Very clear threat to public order

At paragraph 52 Gross LJ stressed that the Judge was entitled to find that the words in question went well beyond legitimate protest: there was “a very clear threat to public order”. Their words were “potentially defamatory and undoubtedly inflammatory”. This background, and the fact that the events are likely to recur, meant that bringing a prosecution was a proportionate response. The facts that the men were not arrested on the day and they had a discussion with police before the protest did not change this:

… dialogue [with police] can only help to reduce the risk of untoward events but it cannot guarantee in advance that the words and conduct of protesters will not contravene the law.

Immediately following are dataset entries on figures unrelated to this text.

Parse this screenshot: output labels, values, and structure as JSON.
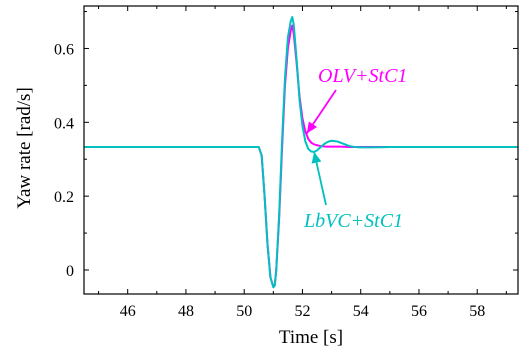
{
  "chart_data": {
    "type": "line",
    "title": "",
    "xlabel": "Time [s]",
    "ylabel": "Yaw rate [rad/s]",
    "xlim": [
      44.5,
      59.4
    ],
    "ylim": [
      -0.065,
      0.715
    ],
    "xticks": [
      46,
      48,
      50,
      52,
      54,
      56,
      58
    ],
    "yticks": [
      0,
      0.2,
      0.4,
      0.6
    ],
    "grid": false,
    "legend": "none",
    "series": [
      {
        "name": "OLV+StC1",
        "color": "#ff00ff",
        "x": [
          44.5,
          50.5,
          50.6,
          50.7,
          50.8,
          50.9,
          51.0,
          51.05,
          51.1,
          51.2,
          51.3,
          51.4,
          51.5,
          51.6,
          51.65,
          51.7,
          51.8,
          51.9,
          52.0,
          52.1,
          52.2,
          52.3,
          52.4,
          52.5,
          52.6,
          52.8,
          53.0,
          53.3,
          53.6,
          54.0,
          55.0,
          59.4
        ],
        "y": [
          0.333,
          0.333,
          0.31,
          0.2,
          0.07,
          -0.02,
          -0.045,
          -0.04,
          0.0,
          0.14,
          0.33,
          0.5,
          0.6,
          0.65,
          0.662,
          0.64,
          0.56,
          0.47,
          0.41,
          0.375,
          0.355,
          0.345,
          0.34,
          0.338,
          0.336,
          0.334,
          0.334,
          0.334,
          0.333,
          0.333,
          0.333,
          0.333
        ]
      },
      {
        "name": "LbVC+StC1",
        "color": "#00c0c0",
        "x": [
          44.5,
          50.5,
          50.6,
          50.7,
          50.8,
          50.9,
          51.0,
          51.05,
          51.1,
          51.2,
          51.3,
          51.4,
          51.5,
          51.6,
          51.65,
          51.7,
          51.8,
          51.9,
          52.0,
          52.1,
          52.2,
          52.3,
          52.4,
          52.5,
          52.6,
          52.7,
          52.8,
          52.9,
          53.0,
          53.2,
          53.4,
          53.6,
          53.8,
          54.0,
          54.3,
          55.0,
          59.4
        ],
        "y": [
          0.333,
          0.333,
          0.31,
          0.2,
          0.07,
          -0.02,
          -0.047,
          -0.042,
          0.0,
          0.15,
          0.35,
          0.52,
          0.63,
          0.675,
          0.685,
          0.665,
          0.57,
          0.46,
          0.39,
          0.348,
          0.328,
          0.321,
          0.32,
          0.324,
          0.331,
          0.338,
          0.344,
          0.348,
          0.35,
          0.348,
          0.342,
          0.336,
          0.333,
          0.332,
          0.332,
          0.333,
          0.333
        ]
      }
    ],
    "annotations": [
      {
        "text": "OLV+StC1",
        "color": "#ff00ff",
        "point_to": [
          52.15,
          0.37
        ]
      },
      {
        "text": "LbVC+StC1",
        "color": "#00c0c0",
        "point_to": [
          52.4,
          0.32
        ]
      }
    ]
  }
}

Mr Justice Davis added at paragraph 55, that exercise of the rights in Article 10 and Article 11 (the right to peaceful assembly) carries duties and responsibilities. He noted that two people who had reacted to the protest made by the Appellants were charged and convicted for their actions. In this case, the Appellants were making comments “specifically directed at the nearby marching soldiers” and these comments were “personally abusive and potentially defamatory of those soldiers” (paragraph 61).

The men’s appeal was dismissed. Not all speech is protected by freedom of expression rights, and not all protest is legitimate in the eyes of the state.

This post originally appeared on the UK Human Rights Blog and is reproduced with permission and thanks.


  1. Steven Price

    “Potentially defamatory”? Defamatory!? What the hell? This is surely flat wrong (you can’t defame “British soldiers” as a group, and mere abuse may well not be defamatory, or may be protected as comment) – as well as entirely beside the point (this is a criminal prosecution).

    And so what if the events were likely to recur? That’s how protests work (or should the Egyptians have given up after the first demonstration?) This decision continues (and cites) the woeful line of UK cases such as Hammond and Norwood, and flies in the face of any sensible protection of the right to protest. At base, the problem is the incompatibility of Article 10 protest rights with the prosecution of protesters for “insulting words.” Beyond that, it’s a failure to grapple with the real requirements of proportionality, I think.


      Interestingly the Supreme Court of Canada last week took the view the comments attacking a group were “potentially defamatory” – but not actionable by individuals (see Bou Malhab v Diffusion Métromedia CMR Inc – we will be posting on this shortly).

      But the English case law on “insulting words” does give rise to some serious issues – particularly where (as in the present case and in contrast to Norwood and Hammond) the group attacked cannot be described as “vulnerable”.